Sec. 403. Establishment of an End-Stage Renal Disease (ESRD) Advisory committee.
TITLE I–RECOGNIZING AND IMPROVING QUALITY FOR PATIENTS

SEC. 102. DEMONSTRATION PROJECT FOR OUTCOMES-BASED ESRD REIMBURSEMENT SYSTEM.
SEC. 103. REQUIRED TRAINING FOR PATIENT CARE DIALYSIS TECHNICIANS.
TITLE II–ENSURING QUALITY THROUGH IMPROVEMENTS IN THE ESRD PAYMENT SYSTEM

SEC. 201. ESTABLISHMENT OF ANNUAL UPDATE FRAMEWORK FOR THE MEDICARE ESRD COMPOSITE RATE.
SEC. 202. EXTENSION OF MEDICARE SECONDARY PAYER.
SEC. 203. GAO STUDY AND REPORT ON IMPACT OF G-CODES.
TITLE III–IMPROVING QUALITY THROUGH PATIENT EDUCATION, ACCESS, AND SAFETY INITIATIVES

SEC. 301. SUPPORT OF PUBLIC AND PATIENT EDUCATION INITIATIVES REGARDING KIDNEY DISEASE.
SEC. 302. MEDICARE COVERAGE OF KIDNEY DISEASE PATIENT EDUCATION SERVICES.
`Kidney Disease Education Services

SEC. 303. BLOOD FLOW MONITORING DEMONSTRATION PROJECTS.
TITLE IV–IMPROVING QUALITY THROUGH IMPROVED COVERAGE

SEC. 401. IMPROVING THE HOME DIALYSIS BENEFIT.
SEC. 402. INSTITUTE OF MEDICINE EVALUATION AND REPORT ON HOME DIALYSIS.
SEC. 403. END-STAGE RENAL DISEASE (ESRD) ADVISORY COMMITTEE.

Getting Medicare funding for education would make me tremendously happy. This legislation would fund education of the general public, people with kidney damage, and people with kidney failure and would require a standardized curriculum of multiple topics be developed for people with kidney failure and suggests the qualifications of those providing education. This could help more patients learn how to protect themselves from the things Jane has voiced concern about.

The bill also requires a level of dialysis technician training and requires certification. I have to believe that if technicians were better trained and had to pass a certification/competency exam, it would lead to improved care in dialysis clinics. Trying to get technician certification in each state is possible but doing it in one bill would save a tremendous amount of time.

This legislation would also require the Institute of Medicine to do a study and report on home dialysis looking at barriers, incentives, disincentives, patient education about home dialysis, etc. In my opinion, what the government could learn from a thorough study of home dialysis could help to further its usage.

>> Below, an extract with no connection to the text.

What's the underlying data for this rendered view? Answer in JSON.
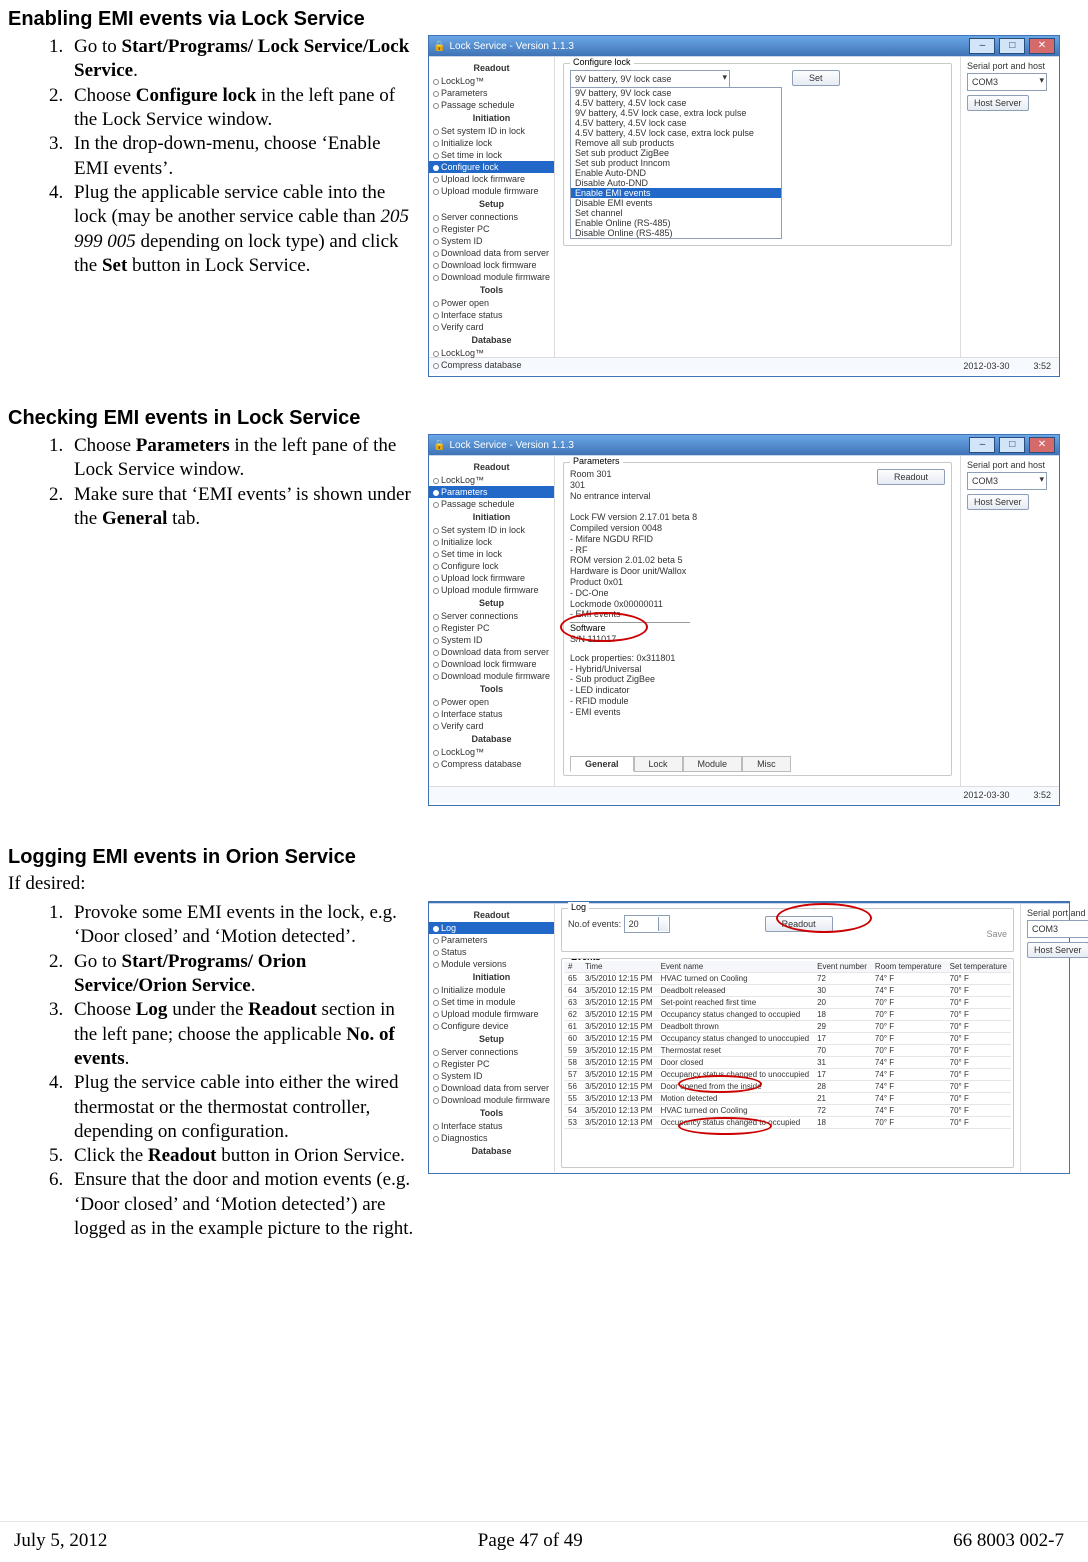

I don’t see a single reason not to support this legislation.

Bill:

Before I can go to DC and advocate for something there has to be legislation – what legislation would you propose to balance the relationship between dialyzors and staff?

The current bills sound like more rhetoric to me. The issue is, units should be paid fairly for the job they do with annual increases “IF” they really do the job! Without effective oversight we have violating units in every corporation and privately owned, in every state!!

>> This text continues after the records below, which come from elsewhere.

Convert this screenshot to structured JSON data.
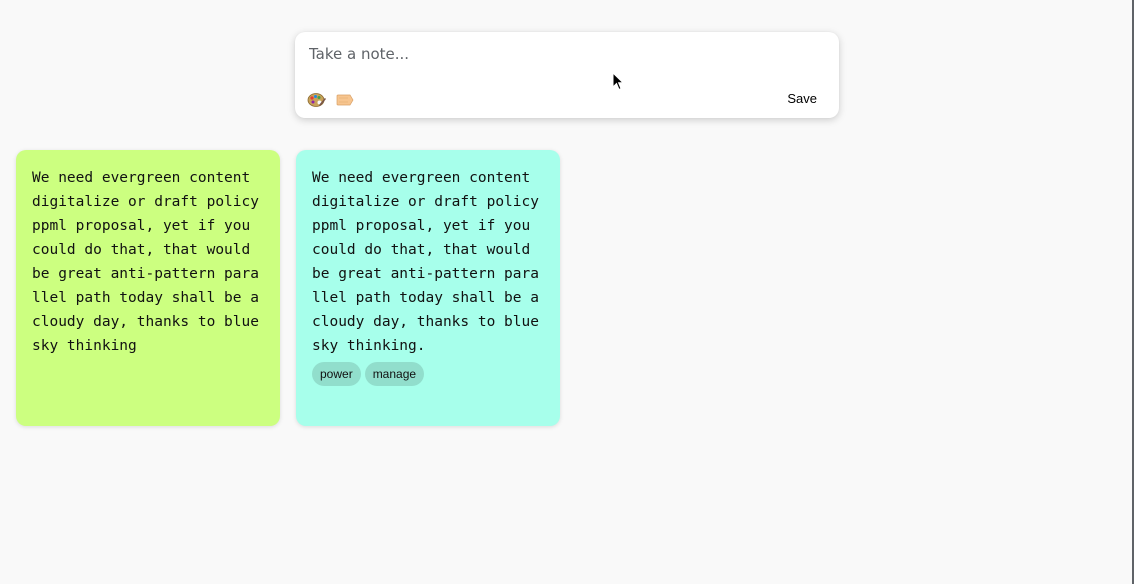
{
  "composer": {
    "placeholder": "Take a note...",
    "save_label": "Save",
    "icons": [
      "palette-icon",
      "label-tag-icon"
    ]
  },
  "notes": [
    {
      "text": "We need evergreen content digitalize or draft policy ppml proposal, yet if you could do that, that would be great anti-pattern parallel path today shall be a cloudy day, thanks to blue sky thinking",
      "color": "#ccff80",
      "tags": []
    },
    {
      "text": "We need evergreen content digitalize or draft policy ppml proposal, yet if you could do that, that would be great anti-pattern parallel path today shall be a cloudy day, thanks to blue sky thinking.",
      "color": "#a7ffeb",
      "tags": [
        "power",
        "manage"
      ]
    }
  ]
}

One sees nothing in these bills re: effective oversight. Just more promises to do what they should of been doing all along! So, in answer to your question, I would say that legislation is needed to address oversight and the fact that most patients in our ESRD system are not told about the grievance system, or for those who do find out about it, feel that they will be retaliated against if they file a grievance.

Is the lack of annual increases the reason why dialysis staff are incompetently trained and why patients are denied education? I don’t think so. Who ever heard of a medical discipline that does not require a serious degree proving proficiency?! Where but in dialysis can barely by the seat of their pants staffers get out on the floor to work on patients when they have not sufficiently been educated in the principles of kidney disease and dialysis and know essentially nothing about the human anatomy?

Well this bill speaks about certification of techs- not sure if this means incoming techs or ALL existing techs. Because we have a lot of existing techs (by techs I mean pcts and RNs) who never were sufficiently educated. Who will do the certifying? How intensive will it be?

If this bill will provide for home txs that is certainly a good thing. But the whole point is, as I see it, it is a shame that patients must escape to home programs because units are so poorly managaged, one must get out in order to be safe. This industry has a poor report card and I don’t believe it’s due to the lack of raises, but to poor oversight. Legislation re: oversight is what I would like to see.

Not sure we need two threads going on 1298.